Christine viaja en un grupo de la Orden de Malta y, precisamente, otro de los puntos fuertes de este duro drama es, sin duda, el contraste entre los enfermos y sus acompañantes, focalizado en distintos personajes secundarios cuya evolución durante el metraje completan los diversos modos de acercarse al milagro que puede tener cada persona. Son personajes sofisticadamente construidos que apuntalan a la perfección cada uno de los estados de ánimo por los que Christine atraviesa durante ese viaje en el que cree haber sido la elegida para un nuevo milagro. Y es aquí, en esa aparente arbitrariedad a la hora de producirse las curaciones, a veces efímeras, donde la película vuelve a insistir en su estudio a través de las reacciones de sus personajes. ¿Por qué una persona se cura y otra no? ¿Qué se puede hacer para curarse? No hay respuesta a estas preguntas, de modo que cuando una persona parece haber sanado de repente, todas las miradas se vuelven hacia ella, no sólo por lo extraordinario de su nuevo estado de salud, sino también para opinar a favor o en contra sobre si merecía o no tan grande gracia.

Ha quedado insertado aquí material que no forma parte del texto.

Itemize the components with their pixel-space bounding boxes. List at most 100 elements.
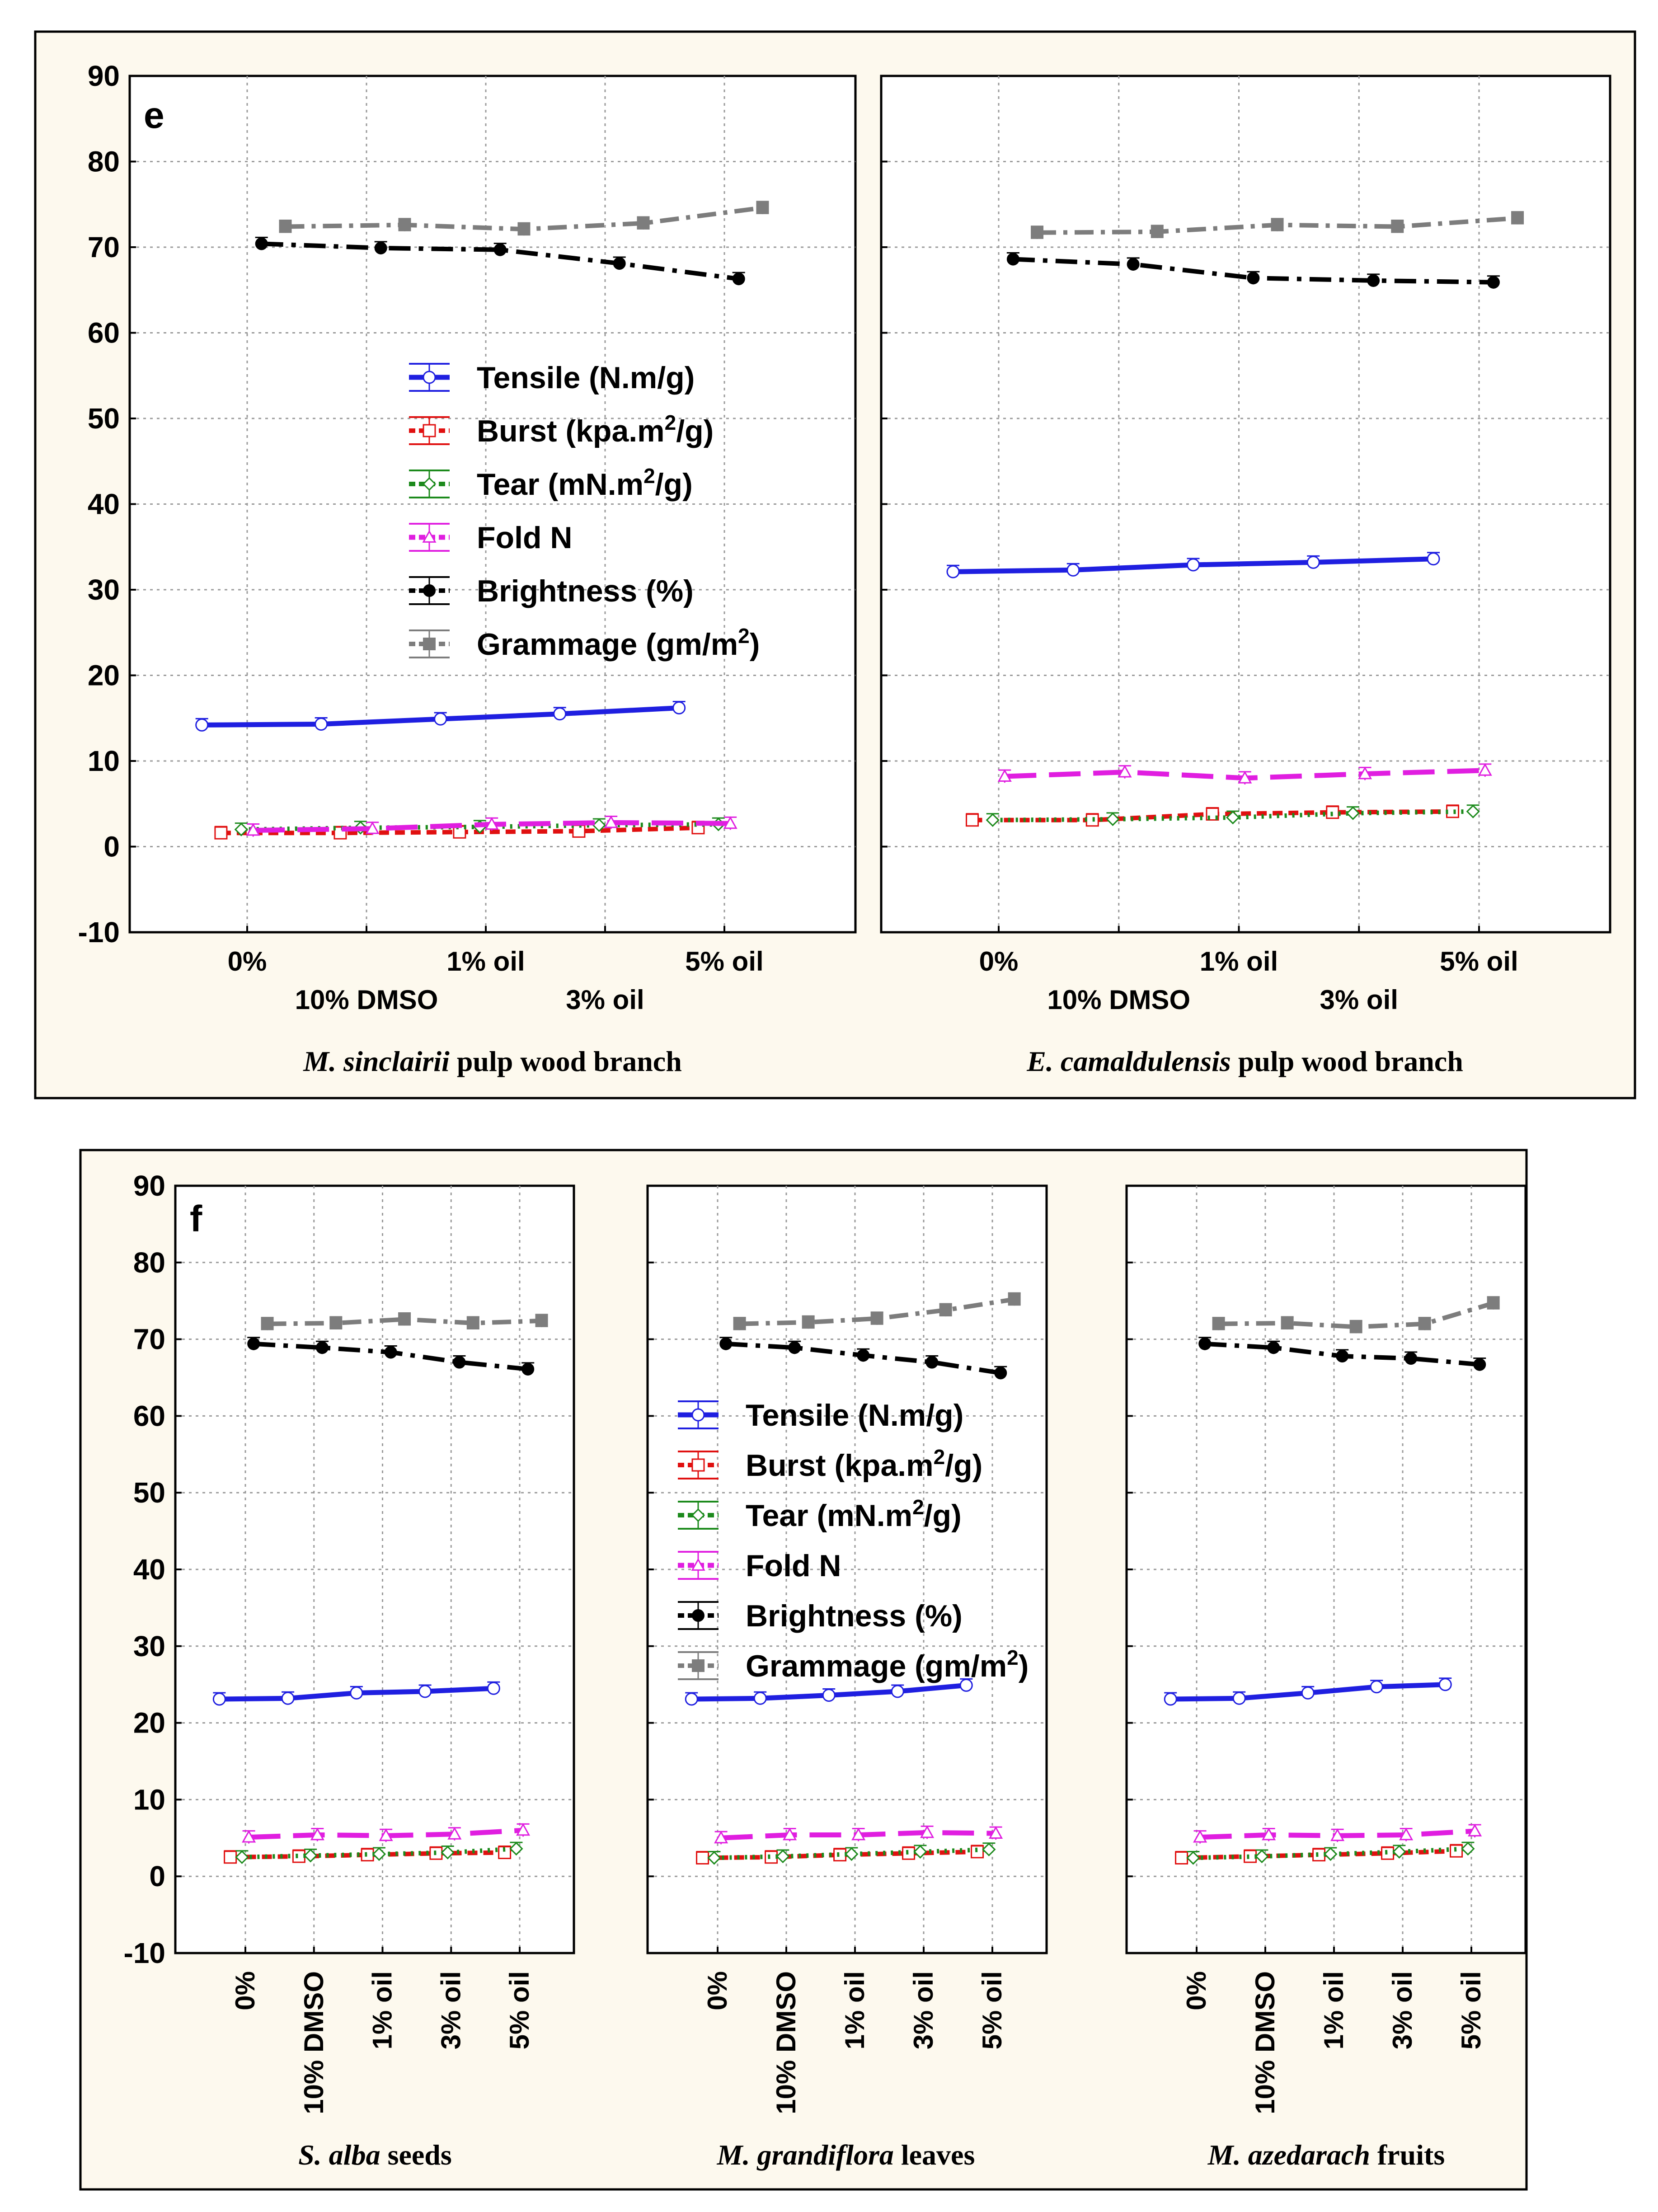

Filmado con plena observación de los pequeños detalles, el filme describe minuciosamente, de forma bastante crítica, aunque sin entrar en juicios directos, uno de los misterios en torno a los cuales giran las vidas de muchas personas, especialmente los enfermos, pero también los miembros de las órdenes religiosas. Hausner vuelve, de esta forma, a utilizar el que suele ser hilo conductor de sus intimistas películas: la relación entre el papel que desempeñamos en la sociedad y nuestra propia identidad.